I read two posts on Stack Overflow, namely Will the cublas kernel functions automatically be synchronized with the host? and CUDA Dynamic Parallelizm; stream synchronization from device and they recommend the use of some synchronization API, e.g., cudaDeviceSynchronize()
after invocations to cuBLAS functions. I'm not sure it makes sense to use such a general purpose function.

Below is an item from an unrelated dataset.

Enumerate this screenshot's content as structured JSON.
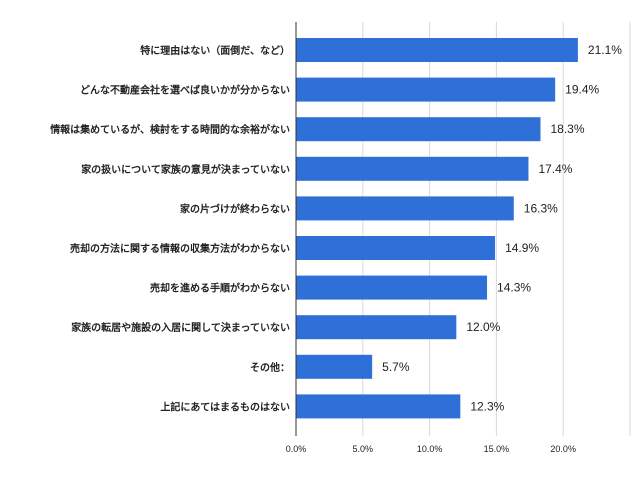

Would it be better to do as follows? [Correct me if I'm wrong]:
cublasHandle_t cublas_handle;
cudaStream_t stream;
// Initialize the matrices
CUBLAS_CALL(
cublasDgemm(cublas_handle, CUBLAS_OP_N, CUBLAS_OP_N, M, M,
M, &alpha, d_A, M, d_B, M, &beta, d_C, M));
// cublasDgemm is non-blocking!
cublasGetStream(cublas_handle, &stream);
cudaStreamSynchronize(stream);
// Now it is safe to copy the result (d_C) from the device
// to the host and use it
On the other hand, cudaDeviceSynchronize
can be used preferably if lots of streams/handles were used to perform parallel cuBLAS operations. What are the "best practices" for the synchronization of cuBLAS handles? Can cuBLAS handles be thought of as wrappers around streams, in the sense that they serve the same purpose from the point of view of synchronization?